Fortaleza (Ceará) é um dos destinos turísticos mais procurados do Brasil, por

conta dos seus 34 km de litoral. A sua praia mais conhecida é a de Iracema, que leva o

nome da personagem mais famosa de José de Alencar. Pela cidade existem monumentos

alusivos à Iracema, bem como muitas outras homenagens ao seu criador. Estando tão

ligados à história e à cultura de Fortaleza, seria impossível que o autor e sua

personagem não tivessem se tornado tão emblemáticos para a cidade. O presente ensaio

tem, portanto, o objetivo de apresentar os esforços realizados pelo Poder Público

(executivo e legislativo) e pela Universidade Federal do Ceará para tornar,

definitivamente, Iracema e José de Alencar ícones literários de Fortaleza, por meio da

valorização da Literatura Brasileira/Cearense e do fomento ao turismo em torno de

locais e de monumentos relacionados à personagem e ao escritor.
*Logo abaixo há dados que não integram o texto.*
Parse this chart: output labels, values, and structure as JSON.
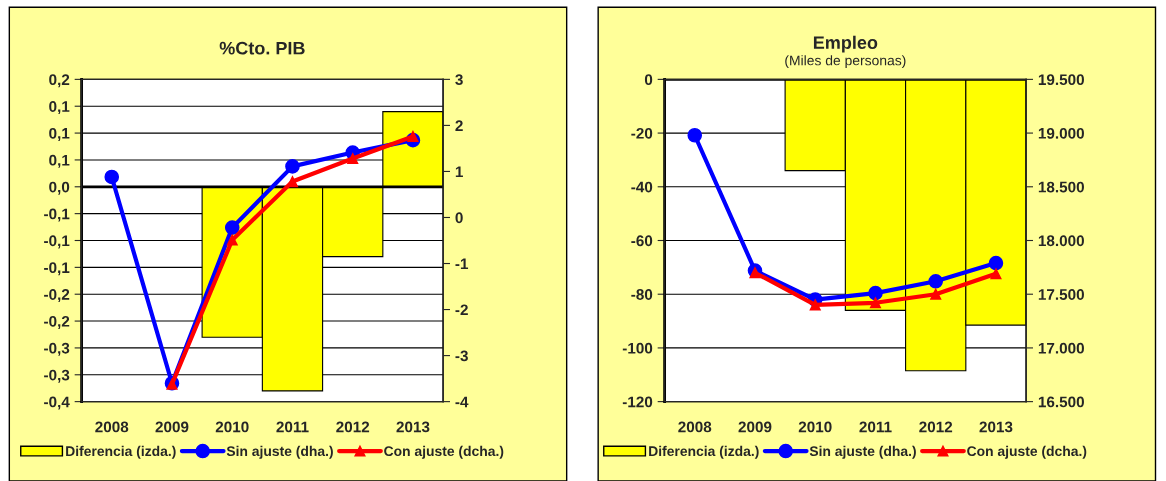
{
  "chart_data": [
    {
      "type": "bar",
      "title": "%Cto. PIB",
      "categories": [
        "2008",
        "2009",
        "2010",
        "2011",
        "2012",
        "2013"
      ],
      "series": [
        {
          "name": "Diferencia (izda.)",
          "color": "#ffff00",
          "values": [
            0,
            0,
            -0.28,
            -0.38,
            -0.13,
            0.14
          ]
        },
        {
          "name": "Sin ajuste (dha.)",
          "type": "line",
          "axis": "y2",
          "color": "#0000ff",
          "marker": "circle",
          "values": [
            0.88,
            -3.6,
            -0.22,
            1.11,
            1.41,
            1.68
          ]
        },
        {
          "name": "Con ajuste (dcha.)",
          "type": "line",
          "axis": "y2",
          "color": "#ff0000",
          "marker": "triangle",
          "values": [
            null,
            -3.62,
            -0.49,
            0.78,
            1.28,
            1.76
          ]
        }
      ],
      "ylim": [
        -0.4,
        0.2
      ],
      "yticks": [
        {
          "value": -0.4,
          "label": "-0,4"
        },
        {
          "value": -0.35,
          "label": "-0,3"
        },
        {
          "value": -0.3,
          "label": "-0,3"
        },
        {
          "value": -0.25,
          "label": "-0,2"
        },
        {
          "value": -0.2,
          "label": "-0,2"
        },
        {
          "value": -0.15,
          "label": "-0,1"
        },
        {
          "value": -0.1,
          "label": "-0,1"
        },
        {
          "value": -0.05,
          "label": "-0,1"
        },
        {
          "value": 0,
          "label": "0,0"
        },
        {
          "value": 0.05,
          "label": "0,1"
        },
        {
          "value": 0.1,
          "label": "0,1"
        },
        {
          "value": 0.15,
          "label": "0,1"
        },
        {
          "value": 0.2,
          "label": "0,2"
        }
      ],
      "y2lim": [
        -4,
        3
      ],
      "y2ticks": [
        -4,
        -3,
        -2,
        -1,
        0,
        1,
        2,
        3
      ],
      "grid": "y",
      "legend": "bottom"
    },
    {
      "type": "bar",
      "title": "Empleo",
      "subtitle": "(Miles de personas)",
      "categories": [
        "2008",
        "2009",
        "2010",
        "2011",
        "2012",
        "2013"
      ],
      "series": [
        {
          "name": "Diferencia (izda.)",
          "color": "#ffff00",
          "values": [
            0,
            0,
            -34,
            -86,
            -108.5,
            -91.5
          ]
        },
        {
          "name": "Sin ajuste (dha.)",
          "type": "line",
          "axis": "y2",
          "color": "#0000ff",
          "marker": "circle",
          "values": [
            18980,
            17720,
            17450,
            17510,
            17620,
            17790
          ]
        },
        {
          "name": "Con ajuste (dcha.)",
          "type": "line",
          "axis": "y2",
          "color": "#ff0000",
          "marker": "triangle",
          "values": [
            null,
            17700,
            17400,
            17420,
            17500,
            17690
          ]
        }
      ],
      "ylim": [
        -120,
        0
      ],
      "yticks": [
        -120,
        -100,
        -80,
        -60,
        -40,
        -20,
        0
      ],
      "y2lim": [
        16500,
        19500
      ],
      "y2ticks": [
        {
          "value": 16500,
          "label": "16.500"
        },
        {
          "value": 17000,
          "label": "17.000"
        },
        {
          "value": 17500,
          "label": "17.500"
        },
        {
          "value": 18000,
          "label": "18.000"
        },
        {
          "value": 18500,
          "label": "18.500"
        },
        {
          "value": 19000,
          "label": "19.000"
        },
        {
          "value": 19500,
          "label": "19.500"
        }
      ],
      "grid": "y",
      "legend": "bottom"
    }
  ]
}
Palavras-chave: Iracema; José de Alencar; Fortaleza; Literatura Brasileira;

turismo cultural.

Abstract

Fortaleza (Ceará) is one of the most visited cities in Brazil. Its most famous

beach is “Praia de Iracema” (Iracema Beach): the beach’s name is a tribute to Iracema, a

female character created by José de Alencar. In the city there are statues of Iracema and

many tributes to Alencar. Connected to the history and culture of Fortaleza, the author

and his character are very important to city. This essay aims to present the initiatives of

the Government and the initiatives of the Federal University of Ceará to transform

Iracema and José de Alencar in literary icons of Fortaleza through cultural tourism.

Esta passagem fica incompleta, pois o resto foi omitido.